White House: Same-sex families ‘deserve legal protections, ability to thrive’

At a press conference Tuesday afternoon, White House press secretary Jay Carney responded to a question about First Lady Michelle Obama’s comments at various campaign stops yesterday defending same-sex couples right to “love whomever they choose.”

Stopping short of indicating support for marriage equality, Carney explained that her comments referred to the President’s opposition to the Defense of Marriage Act:

CARNEY: She has said this before and has for some time, and that is a reference to the president’s position on the Defense of Marriage Act. The president and first lady firmly believe that gay and lesbian Americans and their families deserve legal protections and the ability to thrive just like any family does.

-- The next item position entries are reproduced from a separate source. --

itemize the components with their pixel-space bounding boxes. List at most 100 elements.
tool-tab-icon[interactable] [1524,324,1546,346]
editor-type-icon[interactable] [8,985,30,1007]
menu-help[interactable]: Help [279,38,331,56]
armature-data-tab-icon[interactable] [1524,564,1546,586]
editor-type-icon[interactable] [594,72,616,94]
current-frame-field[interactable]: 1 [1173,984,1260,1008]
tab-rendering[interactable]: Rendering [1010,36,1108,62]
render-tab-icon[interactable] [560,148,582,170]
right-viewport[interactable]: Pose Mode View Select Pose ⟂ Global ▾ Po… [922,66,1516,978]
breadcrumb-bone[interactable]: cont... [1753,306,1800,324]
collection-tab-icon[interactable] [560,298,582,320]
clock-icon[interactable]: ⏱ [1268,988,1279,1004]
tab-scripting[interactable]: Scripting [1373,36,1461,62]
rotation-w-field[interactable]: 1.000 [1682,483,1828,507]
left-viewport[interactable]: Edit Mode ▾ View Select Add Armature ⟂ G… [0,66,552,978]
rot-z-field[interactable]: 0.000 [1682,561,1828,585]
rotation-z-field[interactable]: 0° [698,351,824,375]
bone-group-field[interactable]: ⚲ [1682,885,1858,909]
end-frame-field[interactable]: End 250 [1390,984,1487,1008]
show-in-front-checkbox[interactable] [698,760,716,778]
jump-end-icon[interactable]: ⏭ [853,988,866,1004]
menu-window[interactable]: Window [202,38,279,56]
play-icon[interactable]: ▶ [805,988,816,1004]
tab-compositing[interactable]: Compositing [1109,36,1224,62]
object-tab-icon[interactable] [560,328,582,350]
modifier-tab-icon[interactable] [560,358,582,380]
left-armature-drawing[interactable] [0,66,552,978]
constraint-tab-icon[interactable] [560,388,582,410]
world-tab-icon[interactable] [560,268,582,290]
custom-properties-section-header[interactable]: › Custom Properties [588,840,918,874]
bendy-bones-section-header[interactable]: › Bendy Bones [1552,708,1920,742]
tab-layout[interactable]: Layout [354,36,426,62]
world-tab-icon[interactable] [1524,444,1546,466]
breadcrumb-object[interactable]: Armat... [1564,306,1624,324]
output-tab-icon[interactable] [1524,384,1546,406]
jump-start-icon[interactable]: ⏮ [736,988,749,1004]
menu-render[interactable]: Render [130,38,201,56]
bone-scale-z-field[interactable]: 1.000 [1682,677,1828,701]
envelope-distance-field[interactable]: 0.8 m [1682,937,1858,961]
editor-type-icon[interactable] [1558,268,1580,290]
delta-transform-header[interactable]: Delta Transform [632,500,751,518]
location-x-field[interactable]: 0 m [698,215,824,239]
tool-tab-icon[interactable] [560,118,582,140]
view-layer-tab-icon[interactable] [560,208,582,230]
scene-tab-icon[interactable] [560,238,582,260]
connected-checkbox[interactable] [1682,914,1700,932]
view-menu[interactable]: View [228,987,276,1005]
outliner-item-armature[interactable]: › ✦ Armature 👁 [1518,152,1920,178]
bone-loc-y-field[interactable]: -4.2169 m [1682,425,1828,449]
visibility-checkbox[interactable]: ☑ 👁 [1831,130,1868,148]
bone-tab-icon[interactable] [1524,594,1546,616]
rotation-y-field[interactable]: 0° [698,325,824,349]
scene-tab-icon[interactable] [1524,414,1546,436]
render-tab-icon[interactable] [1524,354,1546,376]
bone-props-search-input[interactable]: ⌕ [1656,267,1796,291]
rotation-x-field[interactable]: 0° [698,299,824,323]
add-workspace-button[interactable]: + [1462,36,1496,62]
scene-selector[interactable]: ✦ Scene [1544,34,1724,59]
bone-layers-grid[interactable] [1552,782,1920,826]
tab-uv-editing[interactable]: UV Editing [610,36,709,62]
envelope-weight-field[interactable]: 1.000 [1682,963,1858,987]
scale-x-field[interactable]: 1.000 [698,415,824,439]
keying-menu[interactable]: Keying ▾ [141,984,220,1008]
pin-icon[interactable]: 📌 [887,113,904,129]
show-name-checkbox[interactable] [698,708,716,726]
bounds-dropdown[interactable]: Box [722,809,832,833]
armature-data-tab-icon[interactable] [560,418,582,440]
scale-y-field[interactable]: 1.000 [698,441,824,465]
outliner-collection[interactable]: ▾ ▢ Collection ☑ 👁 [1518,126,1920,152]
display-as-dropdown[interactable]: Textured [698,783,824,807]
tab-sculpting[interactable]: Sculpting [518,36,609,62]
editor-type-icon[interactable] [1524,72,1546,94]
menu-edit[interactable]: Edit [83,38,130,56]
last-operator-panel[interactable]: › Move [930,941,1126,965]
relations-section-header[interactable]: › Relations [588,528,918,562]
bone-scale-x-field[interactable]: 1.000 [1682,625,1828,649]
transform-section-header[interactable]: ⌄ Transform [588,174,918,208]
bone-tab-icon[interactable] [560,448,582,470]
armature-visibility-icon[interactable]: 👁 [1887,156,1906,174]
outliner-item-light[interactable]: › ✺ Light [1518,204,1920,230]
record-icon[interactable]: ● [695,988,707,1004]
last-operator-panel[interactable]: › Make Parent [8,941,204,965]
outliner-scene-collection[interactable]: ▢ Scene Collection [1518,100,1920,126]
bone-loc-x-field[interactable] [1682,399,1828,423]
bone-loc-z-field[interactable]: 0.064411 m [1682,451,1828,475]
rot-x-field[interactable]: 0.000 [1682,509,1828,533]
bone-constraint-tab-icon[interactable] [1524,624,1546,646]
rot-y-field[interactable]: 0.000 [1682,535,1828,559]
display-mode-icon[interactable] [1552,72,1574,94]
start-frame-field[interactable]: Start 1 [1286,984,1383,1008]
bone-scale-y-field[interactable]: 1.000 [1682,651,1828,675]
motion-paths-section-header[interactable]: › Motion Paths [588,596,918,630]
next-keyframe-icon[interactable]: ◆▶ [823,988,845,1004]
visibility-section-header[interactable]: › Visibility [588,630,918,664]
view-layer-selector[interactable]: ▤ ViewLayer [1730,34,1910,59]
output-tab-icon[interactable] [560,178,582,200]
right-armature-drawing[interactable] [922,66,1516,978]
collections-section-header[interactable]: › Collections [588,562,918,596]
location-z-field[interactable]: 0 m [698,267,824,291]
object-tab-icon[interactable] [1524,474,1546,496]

The first lady has said she is proud of his accomplishments, including the repeal of ‘Don’t Ask, Don’t Tell,’ ensuring hospital visitation rights and calling for the repeal of DOMA and obviously our actions on DOMA. And our decision not to defend DOMA is well known.

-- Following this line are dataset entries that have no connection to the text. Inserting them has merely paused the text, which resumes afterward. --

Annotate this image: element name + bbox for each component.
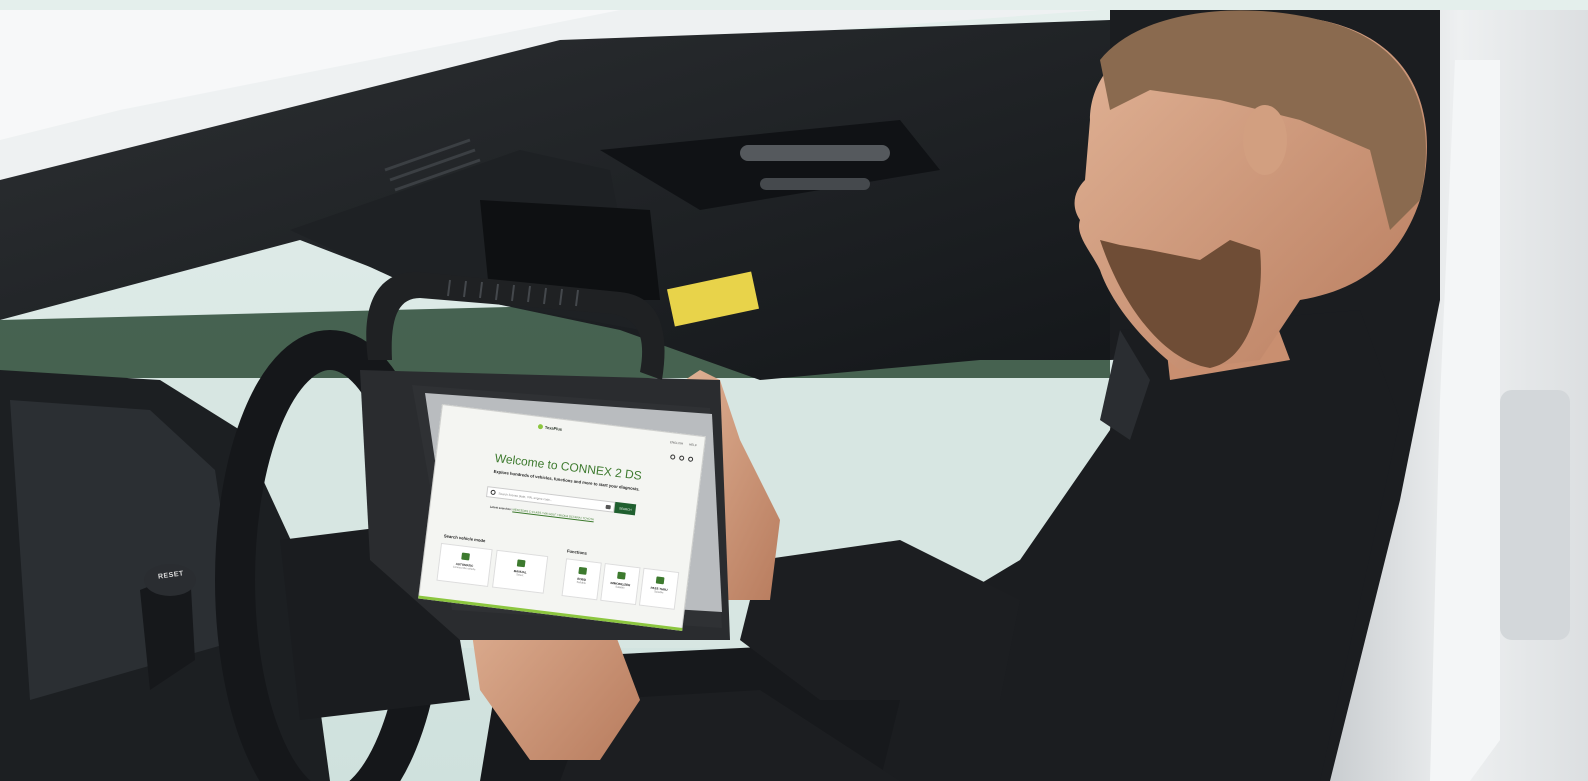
section-search-vehicle: Search vehicle mode — [443, 533, 486, 544]
card-pass-thru[interactable]: PASS THRU Suitable — [638, 567, 680, 610]
scene-illustration — [0, 0, 1588, 781]
engine-icon — [578, 566, 588, 575]
brand-logo: TexaPlus — [537, 423, 563, 432]
top-link-language[interactable]: ENGLISH — [670, 440, 684, 446]
card-eobd[interactable]: EOBD Suitable — [561, 558, 602, 601]
latest-searches-links[interactable]: MERCEDES C-CLASS / VW GOLF / SKODA OCTAV… — [512, 507, 594, 521]
top-links: ENGLISH HELP — [670, 440, 697, 447]
wifi-icon[interactable] — [669, 454, 676, 460]
clock-icon[interactable] — [678, 455, 685, 461]
car-icon — [516, 559, 526, 568]
door-handle-recess — [1500, 390, 1570, 640]
obd-connector-icon — [461, 552, 470, 561]
tablet-screen: TexaPlus ENGLISH HELP Welcome to CONNEX … — [418, 404, 707, 631]
camera-icon[interactable] — [606, 504, 612, 509]
device-icon — [655, 576, 665, 585]
logo-mark-icon — [537, 423, 544, 429]
card-automatic[interactable]: AUTOMATIC Connect the vehicle — [436, 542, 493, 587]
logo-text: TexaPlus — [544, 424, 563, 432]
section-functions: Functions — [566, 548, 588, 556]
card-manual[interactable]: MANUAL Select — [492, 549, 549, 594]
card-immobilizer[interactable]: IMMOBILIZER Suitable — [600, 563, 641, 606]
search-button[interactable]: SEARCH — [614, 501, 637, 516]
top-icons — [669, 454, 694, 462]
menu-icon[interactable] — [687, 456, 694, 462]
search-icon — [490, 489, 496, 496]
latest-searches-label: Latest searches: — [489, 504, 513, 512]
car-interior-photo: TexaPlus ENGLISH HELP Welcome to CONNEX … — [0, 0, 1588, 781]
top-link-help[interactable]: HELP — [689, 442, 697, 447]
key-icon — [617, 571, 626, 580]
search-placeholder: Search license plate, VIN, engine code..… — [498, 491, 553, 502]
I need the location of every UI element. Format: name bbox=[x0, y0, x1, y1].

The only kind of legal protection that would allow same-sex families “to thrive just like any family does” is marriage, so this comment represents perhaps the closest the Obama administration has come to openly supporting marriage equality.

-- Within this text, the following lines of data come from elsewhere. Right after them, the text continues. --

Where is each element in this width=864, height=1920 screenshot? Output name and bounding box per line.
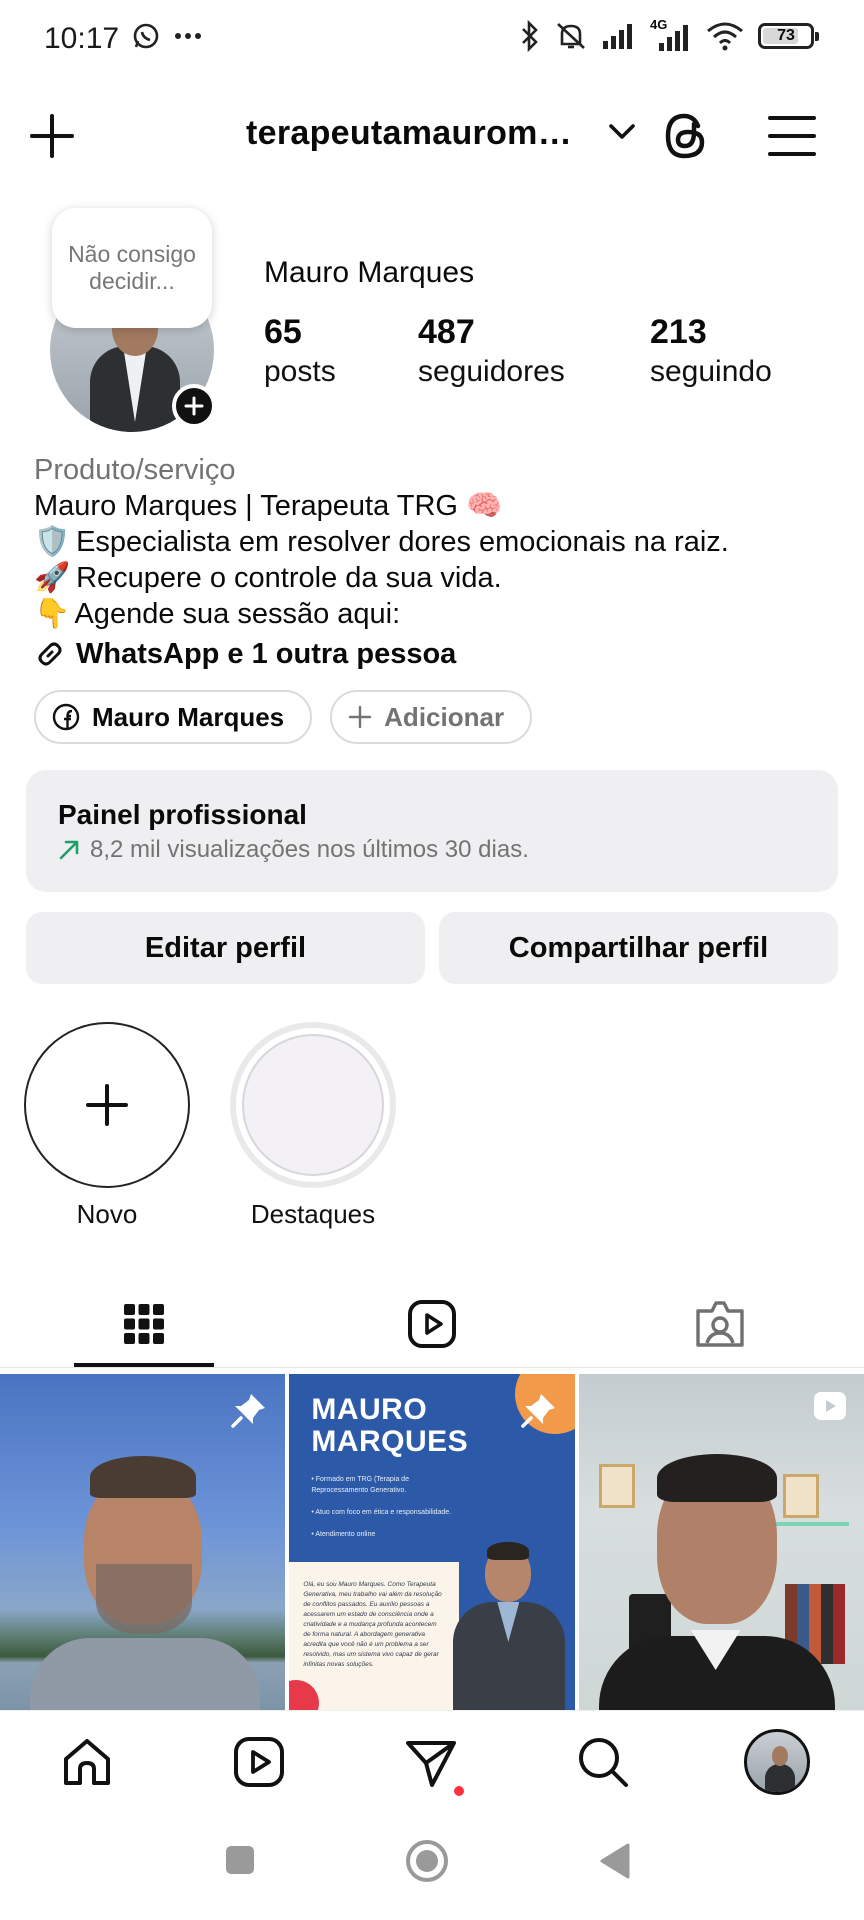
profile-link[interactable]: WhatsApp e 1 outra pessoa (34, 634, 834, 674)
search-icon[interactable] (576, 1735, 630, 1789)
profile-chips: Mauro Marques Adicionar (34, 690, 533, 744)
add-story-icon[interactable] (172, 384, 216, 428)
professional-dashboard[interactable]: Painel profissional 8,2 mil visualizaçõe… (26, 770, 838, 892)
stat-value: 65 (264, 313, 302, 351)
rocket-emoji-icon: 🚀 (34, 562, 71, 594)
stat-label: posts (264, 355, 336, 388)
edit-profile-button[interactable]: Editar perfil (26, 912, 425, 984)
stat-label: seguindo (650, 355, 772, 388)
recents-icon[interactable] (224, 1844, 256, 1876)
post-thumbnail[interactable] (578, 1374, 864, 1710)
status-time: 10:17 (44, 22, 120, 55)
profile-actions: Editar perfil Compartilhar perfil (26, 912, 838, 984)
profile-tabs (0, 1280, 864, 1368)
battery-icon: 73 (758, 23, 819, 49)
active-tab-indicator (74, 1363, 214, 1367)
plus-icon[interactable] (28, 112, 76, 160)
silent-icon (557, 23, 585, 49)
trend-up-icon (59, 840, 79, 860)
bio-line: Mauro Marques | Terapeuta TRG 🧠 (34, 490, 503, 522)
bio-line: 🚀 Recupere o controle da sua vida. (34, 560, 834, 596)
notification-dot (454, 1786, 464, 1796)
stat-posts[interactable]: 65 posts (264, 312, 336, 392)
signal-icon (603, 24, 632, 49)
highlight-destaques[interactable]: Destaques (230, 1022, 396, 1232)
back-icon[interactable] (598, 1842, 632, 1880)
posts-grid: MAURO MARQUES • Formado em TRG (Terapia d… (0, 1374, 864, 1710)
note-bubble[interactable]: Não consigo decidir... (52, 208, 212, 328)
bottom-nav (0, 1710, 864, 1814)
bio-text: Agende sua sessão aqui: (74, 598, 401, 630)
posts-grid-icon (124, 1304, 164, 1344)
reels-icon[interactable] (232, 1735, 286, 1789)
highlight-label: Novo (76, 1199, 138, 1229)
link-icon (38, 642, 62, 666)
full-name: Mauro Marques (264, 256, 475, 289)
tab-reels[interactable] (362, 1280, 502, 1368)
threads-icon[interactable] (662, 110, 710, 162)
facebook-chip[interactable]: Mauro Marques (34, 690, 313, 744)
stat-followers[interactable]: 487 seguidores (418, 312, 565, 392)
profile-header: terapeutamauromarques (0, 96, 864, 176)
bluetooth-icon (522, 20, 538, 52)
share-profile-button[interactable]: Compartilhar perfil (439, 912, 838, 984)
profile-avatar[interactable] (744, 1729, 810, 1795)
pin-icon (231, 1394, 266, 1428)
post-thumbnail[interactable]: MAURO MARQUES • Formado em TRG (Terapia d… (289, 1374, 575, 1710)
status-bar: 10:17 4G 73 (0, 0, 864, 80)
stat-value: 213 (650, 313, 707, 351)
post-thumbnail[interactable] (0, 1374, 286, 1710)
chip-label: Mauro Marques (92, 701, 285, 732)
views-text: 8,2 mil visualizações nos últimos 30 dia… (90, 836, 529, 863)
plus-icon (86, 1084, 128, 1126)
category-label: Produto/serviço (34, 454, 236, 486)
plus-icon (348, 705, 372, 729)
add-chip[interactable]: Adicionar (330, 690, 533, 744)
home-nav-icon[interactable] (404, 1838, 450, 1884)
story-highlights: Novo Destaques (24, 1022, 396, 1232)
highlight-label: Destaques (250, 1199, 376, 1229)
menu-icon[interactable] (768, 114, 816, 158)
stat-label: seguidores (418, 355, 565, 388)
pointing-down-emoji-icon: 👇 (34, 598, 71, 630)
reels-icon (408, 1300, 456, 1348)
highlight-cover (230, 1022, 396, 1188)
panel-subtitle: 8,2 mil visualizações nos últimos 30 dia… (58, 832, 806, 868)
tagged-icon (696, 1301, 744, 1347)
bio-text: Especialista em resolver dores emocionai… (76, 526, 729, 558)
wifi-icon (707, 22, 743, 51)
bio-line: 👇 Agende sua sessão aqui: (34, 596, 834, 632)
username[interactable]: terapeutamauromarques (246, 114, 586, 153)
poster-text: Olá, eu sou Mauro Marques. Como Terapeut… (289, 1562, 460, 1710)
link-text: WhatsApp e 1 outra pessoa (76, 638, 457, 670)
signal-4g-icon: 4G (650, 17, 692, 51)
bio-line: 🛡️ Especialista em resolver dores emocio… (34, 524, 834, 560)
stat-value: 487 (418, 313, 475, 351)
home-icon[interactable] (60, 1735, 114, 1789)
bio-text: Recupere o controle da sua vida. (76, 562, 502, 594)
poster-list: • Formado em TRG (Terapia de Reprocessam… (311, 1476, 452, 1538)
panel-title: Painel profissional (58, 799, 307, 830)
tab-tagged[interactable] (650, 1280, 790, 1368)
bio: Produto/serviço Mauro Marques | Terapeut… (34, 452, 834, 674)
more-dots-icon (175, 33, 201, 39)
chip-label: Adicionar (384, 701, 505, 732)
facebook-icon (52, 703, 80, 731)
direct-icon[interactable] (404, 1735, 458, 1789)
reel-icon (813, 1392, 846, 1420)
poster-title: MAURO MARQUES (311, 1393, 469, 1458)
highlight-new[interactable]: Novo (24, 1022, 190, 1232)
whatsapp-icon (133, 23, 159, 49)
pin-icon (520, 1394, 555, 1428)
tab-posts[interactable] (74, 1280, 214, 1368)
stat-following[interactable]: 213 seguindo (650, 312, 772, 392)
shield-emoji-icon: 🛡️ (34, 526, 71, 558)
chevron-down-icon[interactable] (606, 120, 638, 144)
new-highlight-circle (24, 1022, 190, 1188)
system-nav (0, 1814, 864, 1920)
battery-level: 73 (777, 27, 795, 44)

As Greg Sargent pointed out today in the Washington Post, the first lady’s rehtoric “was just vague enough to again underscore the confusion that surrounds the White House’s position on this issue,” and Carney’s response only accentuates that confusion. Nevertheless, without a full-throated endorsement, the President presumably continues to “evolve” on whether he personally supports legalizing same-sex marriage.

At campaign fundraisers for her husband’s re-election, the First Lady on Monday emphasized that the Supreme Court justices the President could appoint in a second term could help protect the equal rights of LGBT people:

MICHELLE OBAMA: [L]et us not forget about what it meant when my husband appointed those two magnificent Supreme Court justices. And for the first time in history, our daughters and our sons watched three women take their seat on our nation’s highest court.

And let us not forget what their decisions — the impact those decisions will have on our lives for decades to come -– on our privacy and security, on whether we can speak freely, worship openly, and, yes, love whomever we choose. But that’s what’s at stake. That’s the choice that we face.